3. – Il primo motivo è fondato, e assorbe l’esame del secondo.

3.1. – Non è del tutto chiaro cosa abbia inteso affermare la Corte di merito lì dove ha sostenuto che il possesso della A. non poteva essere giustificato nè da una situazione di compossesso connesso alla comunione ereditaria formatasi alla morte del suocero, nè dalla sua qualità di mera usufruttuaria dei beni del marito, dal momento che la quota spettante a quest’ultimo sull’eredità del padre non era stata materialmente individuata. Sembra, tuttavia, che il giudice d’appello, esclusa la partecipazione della An. alla comunione ereditaria sui beni del suocero, Me.An., in quanto legataria ex lege e già non erede del marito, Me.

A., abbia inteso escludere anche un possesso di lei quale usufruttuaria, per difetto, manente comunione, di individuazione della porzione di beni corrispondenti alla quota ereditaria del coniuge premorto.
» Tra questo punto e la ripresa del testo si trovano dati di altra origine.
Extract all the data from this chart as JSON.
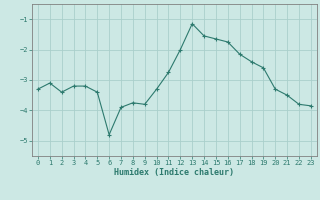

3.1.1. – E’ per contro da osservare, com’è questa Corte ha avuto modo di affermare, che il coniuge superstite, nella sua qualità di legatario ex lege, è investito fin dal momento dell’apertura della successione di un diritto reale, che lo rende partecipe della comunione ereditaria e che si configura come un usufrutto diffuso pro- quota su tutto il compendio ereditario e ricadente, quindi, su tutti i singoli beni che ne fanno parte. Il possesso che egli eserciti assieme agli eredi rispetto a uno di questi beni trova dunque radice in una comunione incidentale impropria o di godimento fra diritti qualitativamente e quantitativamente eterogenei, nel senso che la cosa e goduta per una quota dagli eredi, a titolo di proprietà, e per l’altra da lui a titolo di usufrutto (così, Cass. n. 3097/74).

Lo stato di indivisione della comunione ereditaria, pertanto, non è di ostacolo a che il possesso esercitato dal coniuge legatario ex lege su taluni beni ereditari, sia qualificabile come possesso a titolo di usufrutto per la quota spettante ai sensi dell’art. 581 c.c. nel testo vigente ante L. n. 151 del 1975.

3.1.2. – La configurabilità di tale comunione impropria (o meglio, di un concorso di diritti reali differenti per tipo: cfr. Cass. n. 8727/05), non fa venire meno nel rapporto tra usufruttuario e nudo proprietario la regola per cui i primo, possessore rispetto ai terzi, è rispetto a quest’ultimo mero detentore del bene (cfr. Cass. nn. 346/67 e 762/76), con il corollario che egli può usucapirne la proprietà solo ponendo in essere un atto di interversione, esteriorizzato in maniera inequivocabile e riconoscibile, vale a dire attraverso un’attività durevole, contrastante e incompatibile con il possesso altrui.

3.2. – Il giudice d’appello non ha considerato nè il particolare rapporto di detentore a possessore solo animo che intercede tra usufruttuario e nudo proprietario (con la conseguente applicabilità della regola dell’art. 1141 cpv. c.c.), nè la circostanza che ai sensi dell’art. 1164 c.c. chi ha il possesso corrispondente all’esercizio di un diritto reale su cosa altrui non può usucapirne la proprietà, se il titolo del suo possesso non è mutato per causa proveniente da un terzo o in forza di opposizione da lui fatta contro il diritto del proprietario. Tale norma richiede pur sempre, affinchè possa configurarsi l’opposizione al diritto del proprietario, una condotta inconciliabile con la possibilità di godimento altrui e tale da evidenziare un’inequivoca volontà di possedere uti dominus e non più uti usufructuarius, per il lasso di tempo necessario affinchè maturi l’acquisto della proprietà esclusiva per usucapione.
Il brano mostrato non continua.